For decades, Wallace and other activists have sought to create a path that would allow people and animals to follow Las Virgenes Creek from the pristine mountains down to the ocean, but their dream was stymied by development and traffic. Even as crucial tracts were acquired for the public, the 101 Freeway remained a dangerous concrete barrier between the mountain part of the trail and the beach part.
Then, last year, with funding allocated by Supervisor Zev Yaroslavsky, the Mountains Recreation and Conservation Authority bought a key swath of wilderness known as Firehouse Hill from the developer Fred Sands. The nearly 200-acre Calabasas property is a gateway to the Santa Monica Mountains National Recreation Area—and sits right next to the freeway.
Though environmentalists, activists and government officials cheered the acquisition for many reasons, trail advocates immediately saw its potential as an avenue through which they could bring the Las Virgenes Creek Trail—which is part of a larger loop called the Calabasas Cold Creek Trail—down to and under the 101 along a flood control easement, where it could then connect to the Malibu Creek State Park trail system. They’d just need to make the underpass safe and accessible.
The March vote provided that crucial support, opening the way for a 2,500-foot link that is expected to break ground next year.
“This is a wonderful victory,” said Wallace, crediting the many public agencies that pushed for the project. But Wallace’s friends and fellow advocates say there’s a reason the key link is being named after him.
“He’s one of the hardest working gentlemen I know,” says Stephanie Abronson, who edits the newsletter for Equestrian Trails Inc., Corral 36, a mountain equestrian group.
Born in Tennessee , Wallace moved to Van Nuys as a teenager after his father, a restaurant owner, visited relatives here and made it a goal to move to California . At 20, he married Jeanne, whom he’d met in a chemistry lab at Pierce College .
The couple settled in Canoga Park , had two sons and got into horseback riding, eventually deciding that they wanted enough land to have their own corral. Wallace, by now a Los Angeles city firefighter, found a spread near the unincorporated community of Monte Nido, and the couple built a house on it. They still live there with assorted horses, cats and dogs and a potbellied pig.
A trail ran near the Wallace’s acreage, and one day in the early 1970s, he says, a neighbor who wanted to build a winery came out with a bulldozer and blocked it in an attempt to keep passersby away.

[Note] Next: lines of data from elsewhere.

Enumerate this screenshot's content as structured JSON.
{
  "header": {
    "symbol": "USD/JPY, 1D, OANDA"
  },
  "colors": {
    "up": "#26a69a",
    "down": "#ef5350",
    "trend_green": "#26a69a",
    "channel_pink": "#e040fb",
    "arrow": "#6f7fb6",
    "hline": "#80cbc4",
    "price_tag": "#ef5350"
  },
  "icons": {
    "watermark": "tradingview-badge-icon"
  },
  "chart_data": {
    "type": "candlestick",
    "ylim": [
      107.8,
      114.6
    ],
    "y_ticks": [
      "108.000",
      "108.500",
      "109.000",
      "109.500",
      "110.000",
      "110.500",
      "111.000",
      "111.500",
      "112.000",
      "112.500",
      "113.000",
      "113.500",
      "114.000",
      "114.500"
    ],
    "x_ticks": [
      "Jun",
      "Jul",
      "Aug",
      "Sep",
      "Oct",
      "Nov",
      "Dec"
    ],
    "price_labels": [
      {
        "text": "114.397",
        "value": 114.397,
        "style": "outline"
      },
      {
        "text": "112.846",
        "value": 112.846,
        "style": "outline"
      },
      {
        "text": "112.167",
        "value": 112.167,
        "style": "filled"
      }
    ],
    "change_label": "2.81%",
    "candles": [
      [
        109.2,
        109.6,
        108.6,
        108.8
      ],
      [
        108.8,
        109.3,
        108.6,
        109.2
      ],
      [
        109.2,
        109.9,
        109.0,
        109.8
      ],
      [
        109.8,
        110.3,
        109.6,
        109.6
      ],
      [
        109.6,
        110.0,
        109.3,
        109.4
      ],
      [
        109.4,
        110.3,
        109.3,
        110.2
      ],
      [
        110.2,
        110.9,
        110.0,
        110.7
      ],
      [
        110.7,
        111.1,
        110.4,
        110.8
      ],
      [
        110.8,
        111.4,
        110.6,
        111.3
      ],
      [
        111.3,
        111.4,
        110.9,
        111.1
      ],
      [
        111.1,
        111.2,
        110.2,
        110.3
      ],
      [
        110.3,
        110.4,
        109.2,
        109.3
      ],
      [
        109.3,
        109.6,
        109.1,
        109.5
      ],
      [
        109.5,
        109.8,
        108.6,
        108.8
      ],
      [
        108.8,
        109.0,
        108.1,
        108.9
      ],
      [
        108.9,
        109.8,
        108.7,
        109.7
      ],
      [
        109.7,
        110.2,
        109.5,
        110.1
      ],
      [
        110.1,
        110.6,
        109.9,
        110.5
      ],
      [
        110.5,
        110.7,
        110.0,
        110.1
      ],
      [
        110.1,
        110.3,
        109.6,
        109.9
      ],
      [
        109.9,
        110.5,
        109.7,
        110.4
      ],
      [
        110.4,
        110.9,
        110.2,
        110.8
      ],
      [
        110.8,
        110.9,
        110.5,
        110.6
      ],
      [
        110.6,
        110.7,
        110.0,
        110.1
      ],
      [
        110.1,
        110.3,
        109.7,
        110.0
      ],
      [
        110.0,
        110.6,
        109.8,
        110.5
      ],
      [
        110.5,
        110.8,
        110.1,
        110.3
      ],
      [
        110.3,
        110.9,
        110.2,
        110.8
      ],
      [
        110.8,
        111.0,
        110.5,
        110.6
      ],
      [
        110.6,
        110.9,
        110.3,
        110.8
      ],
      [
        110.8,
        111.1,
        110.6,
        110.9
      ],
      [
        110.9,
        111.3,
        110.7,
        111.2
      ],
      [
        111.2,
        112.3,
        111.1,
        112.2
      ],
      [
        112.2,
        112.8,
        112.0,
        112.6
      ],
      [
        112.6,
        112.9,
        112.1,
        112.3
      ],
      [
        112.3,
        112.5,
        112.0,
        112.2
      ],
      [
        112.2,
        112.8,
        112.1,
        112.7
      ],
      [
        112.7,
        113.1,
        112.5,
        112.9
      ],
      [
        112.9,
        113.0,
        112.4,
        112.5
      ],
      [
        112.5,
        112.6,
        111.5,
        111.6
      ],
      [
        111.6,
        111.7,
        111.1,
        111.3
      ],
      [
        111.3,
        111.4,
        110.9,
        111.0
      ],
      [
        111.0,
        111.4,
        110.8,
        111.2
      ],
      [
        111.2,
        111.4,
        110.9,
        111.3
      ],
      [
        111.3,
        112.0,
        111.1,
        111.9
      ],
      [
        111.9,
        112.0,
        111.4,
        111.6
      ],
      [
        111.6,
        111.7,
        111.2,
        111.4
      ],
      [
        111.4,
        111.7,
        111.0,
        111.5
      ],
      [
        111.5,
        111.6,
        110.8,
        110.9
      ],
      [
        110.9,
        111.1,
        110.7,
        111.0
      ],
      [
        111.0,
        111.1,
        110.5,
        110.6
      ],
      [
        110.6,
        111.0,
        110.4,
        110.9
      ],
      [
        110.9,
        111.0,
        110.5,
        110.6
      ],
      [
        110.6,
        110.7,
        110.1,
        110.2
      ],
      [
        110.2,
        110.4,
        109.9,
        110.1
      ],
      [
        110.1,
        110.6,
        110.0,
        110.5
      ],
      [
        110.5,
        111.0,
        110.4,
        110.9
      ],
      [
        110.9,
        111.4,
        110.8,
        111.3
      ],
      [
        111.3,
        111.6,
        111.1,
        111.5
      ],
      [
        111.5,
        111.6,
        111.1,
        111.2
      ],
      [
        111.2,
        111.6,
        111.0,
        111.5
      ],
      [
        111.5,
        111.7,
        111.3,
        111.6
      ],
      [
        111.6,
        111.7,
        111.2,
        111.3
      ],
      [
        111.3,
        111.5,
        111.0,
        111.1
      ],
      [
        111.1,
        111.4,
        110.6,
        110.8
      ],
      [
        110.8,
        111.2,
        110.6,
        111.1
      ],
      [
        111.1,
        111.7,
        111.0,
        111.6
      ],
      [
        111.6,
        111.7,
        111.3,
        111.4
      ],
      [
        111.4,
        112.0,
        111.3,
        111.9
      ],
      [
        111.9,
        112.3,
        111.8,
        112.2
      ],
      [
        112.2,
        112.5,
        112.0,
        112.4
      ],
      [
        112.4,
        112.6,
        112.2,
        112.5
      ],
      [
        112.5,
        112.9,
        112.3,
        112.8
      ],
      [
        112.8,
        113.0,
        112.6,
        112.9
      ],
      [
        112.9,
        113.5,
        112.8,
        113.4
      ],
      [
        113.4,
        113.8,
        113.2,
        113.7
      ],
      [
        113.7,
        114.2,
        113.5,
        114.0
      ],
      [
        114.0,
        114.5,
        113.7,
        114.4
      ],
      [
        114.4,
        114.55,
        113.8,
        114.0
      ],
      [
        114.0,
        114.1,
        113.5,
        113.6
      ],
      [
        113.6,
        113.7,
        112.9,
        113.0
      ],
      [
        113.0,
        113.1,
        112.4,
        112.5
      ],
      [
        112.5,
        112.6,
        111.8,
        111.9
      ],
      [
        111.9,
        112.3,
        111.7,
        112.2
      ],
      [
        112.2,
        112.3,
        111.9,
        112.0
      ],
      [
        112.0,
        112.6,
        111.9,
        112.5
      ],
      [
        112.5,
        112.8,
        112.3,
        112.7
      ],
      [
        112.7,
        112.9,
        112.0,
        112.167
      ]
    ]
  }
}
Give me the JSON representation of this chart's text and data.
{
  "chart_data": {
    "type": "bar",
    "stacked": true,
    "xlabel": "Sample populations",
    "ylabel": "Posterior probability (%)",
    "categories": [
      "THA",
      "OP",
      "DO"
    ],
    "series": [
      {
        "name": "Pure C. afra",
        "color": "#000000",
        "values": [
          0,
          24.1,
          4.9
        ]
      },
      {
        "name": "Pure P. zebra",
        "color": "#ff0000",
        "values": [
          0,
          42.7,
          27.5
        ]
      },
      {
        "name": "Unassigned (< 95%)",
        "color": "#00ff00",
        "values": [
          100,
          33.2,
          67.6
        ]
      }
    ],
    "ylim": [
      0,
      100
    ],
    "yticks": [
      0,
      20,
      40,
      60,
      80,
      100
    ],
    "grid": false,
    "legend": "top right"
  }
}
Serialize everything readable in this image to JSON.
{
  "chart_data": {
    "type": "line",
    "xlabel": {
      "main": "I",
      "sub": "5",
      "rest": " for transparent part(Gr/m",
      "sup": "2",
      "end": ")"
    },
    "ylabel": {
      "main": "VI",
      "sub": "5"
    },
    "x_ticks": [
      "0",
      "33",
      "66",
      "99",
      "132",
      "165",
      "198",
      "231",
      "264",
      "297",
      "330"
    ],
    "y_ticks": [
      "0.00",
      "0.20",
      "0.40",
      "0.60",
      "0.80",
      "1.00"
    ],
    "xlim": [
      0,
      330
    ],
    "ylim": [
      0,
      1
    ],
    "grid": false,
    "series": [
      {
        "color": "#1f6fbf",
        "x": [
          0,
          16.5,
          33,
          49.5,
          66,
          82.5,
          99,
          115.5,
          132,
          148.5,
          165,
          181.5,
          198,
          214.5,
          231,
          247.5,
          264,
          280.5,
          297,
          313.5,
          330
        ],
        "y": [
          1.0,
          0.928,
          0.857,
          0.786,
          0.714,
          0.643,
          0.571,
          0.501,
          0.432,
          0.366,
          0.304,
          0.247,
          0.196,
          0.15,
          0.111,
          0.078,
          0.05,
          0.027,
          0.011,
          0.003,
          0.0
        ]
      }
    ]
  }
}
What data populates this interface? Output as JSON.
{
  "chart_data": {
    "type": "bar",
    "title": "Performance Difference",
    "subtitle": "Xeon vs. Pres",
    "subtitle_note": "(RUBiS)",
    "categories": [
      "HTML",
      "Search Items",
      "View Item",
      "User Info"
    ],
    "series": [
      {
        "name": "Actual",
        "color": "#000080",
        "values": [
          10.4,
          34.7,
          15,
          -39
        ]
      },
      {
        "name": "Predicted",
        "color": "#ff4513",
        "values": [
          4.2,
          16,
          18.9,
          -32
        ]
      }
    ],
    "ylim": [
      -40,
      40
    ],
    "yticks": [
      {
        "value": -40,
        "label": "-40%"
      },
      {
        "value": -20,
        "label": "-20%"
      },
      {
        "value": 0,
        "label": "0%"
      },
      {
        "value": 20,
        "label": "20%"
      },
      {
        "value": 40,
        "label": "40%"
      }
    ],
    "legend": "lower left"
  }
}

“That trail had been put in in 1935 by the Boy Scouts,” says Wallace, who eventually forced the neighbor to open an alternative easement.
“It took three years of work and masses of paper, but I learned never to give up and never to say that it can’t be done.”
Since then, Wallace has served on the Santa Monica National Recreation Area Advisory Commission, the Resources Conservation District of the Santa Monica Mountains, the Malibu Creek Watershed Council and many other groups seeking to improve the mountains community.
He also served as a deputy for then-Supervisor Edmund D. Edelman in the early 1990s, and ran for supervisor himself in 1988 and 1994.
Throughout, when he wasn’t lobbying for trails or riding his horses on them, he was out clearing them with his bare hands, says Ruth Gerson, president of the Santa Monica Mountains Trail Council—“repairing tread, cutting back brush, reducing erosion, and encouraging others to work with him.”
That commitment has been challenged in recent years by health problems. Wallace says he has faced a stroke, vascular surgery and two bouts of prostate cancer since the 1990s; last year he underwent a triple bypass.
But his projects are far from finished—he’s already wondering how to restore the old Boy Scout trail behind his house.
“I walk every day,” says the trail blazer. “And I’m a very strong guy for 70.”